When La’an sees Khan for what he is, an abused child indoctrinated into hatred along with his entire cadre of superhumans, she knows she cannot kill this innocent kid. She sacrifices her own clean, free happiness and protects the timeline.

Le'an and Kirk in a clothes shop.

When she gets home, all is right. Pikey is back in his seat, as silvery and foxy as ever. There’s some quips and cue end titles.

Only no.

It would have been so easy to finish there. But as in Ship In A Bottle, we have a coda. It’s La’an, in her cabin, phoning to check on Kirk. And he’s fine but he has no idea who she is, of course. And then, we close, with La’an still alone and sobbing her heart out. It’s a very brave ending but the only one that fits with an episode this assured, this mature. It’s the final cherry on top of this perfect slice of Trek.

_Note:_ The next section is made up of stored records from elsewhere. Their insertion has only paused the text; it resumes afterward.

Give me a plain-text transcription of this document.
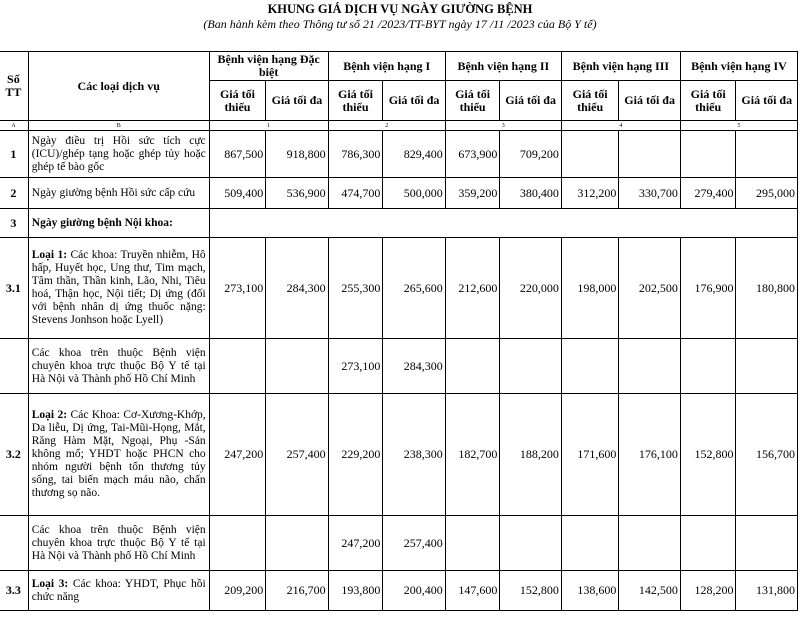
KHUNG GIÁ DỊCH VỤ NGÀY GIƯỜNG BỆNH
(Ban hành kèm theo Thông tư số 21 /2023/TT-BYT ngày 17 /11 /2023 của Bộ Y tế)
Số TT	Các loại dịch vụ	Bệnh viện hạng Đặc biệt		Bệnh viện hạng I		Bệnh viện hạng II		Bệnh viện hạng III		Bệnh viện hạng IV	
		Giá tối thiểu	Giá tối đa	Giá tối thiểu	Giá tối đa	Giá tối thiểu	Giá tối đa	Giá tối thiểu	Giá tối đa	Giá tối thiểu	Giá tối đa
A	B	1		2		3		4		5	
1	Ngày điều trị Hồi sức tích cực (ICU)/ghép tạng hoặc ghép tủy hoặc ghép tế bào gốc	867,500	918,800	786,300	829,400	673,900	709,200				
2	Ngày giường bệnh Hồi sức cấp cứu	509,400	536,900	474,700	500,000	359,200	380,400	312,200	330,700	279,400	295,000
3	Ngày giường bệnh Nội khoa:										
3.1	Loại 1: Các khoa: Truyền nhiễm, Hô hấp, Huyết học, Ung thư, Tim mạch, Tâm thần, Thần kinh, Lão, Nhi, Tiêu hoá, Thận học, Nội tiết; Dị ứng (đối với bệnh nhân dị ứng thuốc nặng: Stevens Jonhson hoặc Lyell)	273,100	284,300	255,300	265,600	212,600	220,000	198,000	202,500	176,900	180,800
	Các khoa trên thuộc Bệnh viện chuyên khoa trực thuộc Bộ Y tế tại Hà Nội và Thành phố Hồ Chí Minh			273,100	284,300						
3.2	Loại 2: Các Khoa: Cơ-Xương-Khớp, Da liễu, Dị ứng, Tai-Mũi-Họng, Mắt, Răng Hàm Mặt, Ngoại, Phụ -Sản không mổ; YHDT hoặc PHCN cho nhóm người bệnh tổn thương tủy sống, tai biến mạch máu não, chấn thương sọ não.	247,200	257,400	229,200	238,300	182,700	188,200	171,600	176,100	152,800	156,700
	Các khoa trên thuộc Bệnh viện chuyên khoa trực thuộc Bộ Y tế tại Hà Nội và Thành phố Hồ Chí Minh			247,200	257,400						
3.3	Loại 3: Các khoa: YHDT, Phục hồi chức năng	209,200	216,700	193,800	200,400	147,600	152,800	138,600	142,500	128,200	131,800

Watching TATAT breathe new life into Trek was a lovely moment in my life as a Trekkie. It gives me hope that sympathetic writers who don’t see the Roddenberry utopia as constrictive but as optimistic and hopeful will produce more work as brilliant as this. As caring and moral as this. I really do believe that if Roddenberry was alive, he would love TATAT because, at its core, it’s a celebration of hope over fear, of positivity over negativity, it’s everything that Star Trek stands for.